Aprovechando un tiempo horroroso, una baja laboral de tres días y un malestar general molestísimo, me abrigo bien, pongo la bomba de calor y, cuando no estoy en la cama, me asomo a las ventanas. Mi casa tiene muchas ventanas, amplias, que dan a la calle.
Con el termómetro puesto y afortunadamente empeñado en mantenerme en 35,5 grados, desde el sarampión que sufrí durante un mes a los siete años de edad, jamás he tenido fiebre, me asomo a la ventana y me fijo en ella. Por deformación profesional soy de fijarme. Nunca la había visto.

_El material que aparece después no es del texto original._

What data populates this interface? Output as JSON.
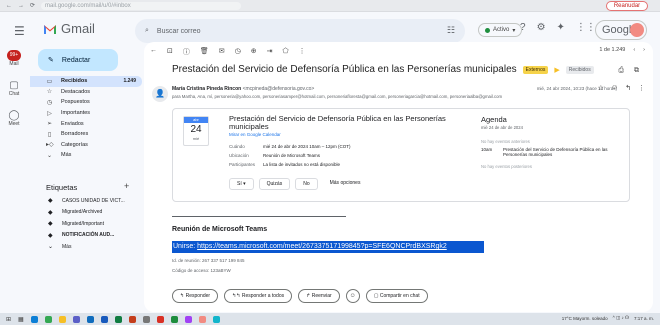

Bajo la lluvia, cubierta con un plástico, empujando un carro de supermercado, y revolviendo en los contenedores mientras le hablaba o cantaba, no lo sé bien, a un niño de unos cinco años cubierto por un paraguas roto. Nunca la había visto. Por profesión conozco al noventa por cien de los excluidos en mi ciudad.
No tiene más de cuarenta años. El segundo día de mi baja laboral volvió a aparecer. Estuve seguro, le cantaba una nana al crío. Se mueve mal en los contenedores, no tiene práctica, a su crío lo adora, el pakistaní que hay al lado de la farmacia le da una bolsa de patatas fritas y ella y el niño sonríen. Su ropa no está muy ajada y es de calidad.
El tercer día ya me encuentro mejor. Ella vuelve a aparecer. No quiero especular, no lleva a ningún lado. Es media mañana. Veo venir a Paco, vive con su mujer y sus tres hijos en el décimo tercera, con su maltrecha bicicleta y las bolsas de comida que le han dado en una parroquia. Vuelve a llover. En nada estaremos todos allí abajo.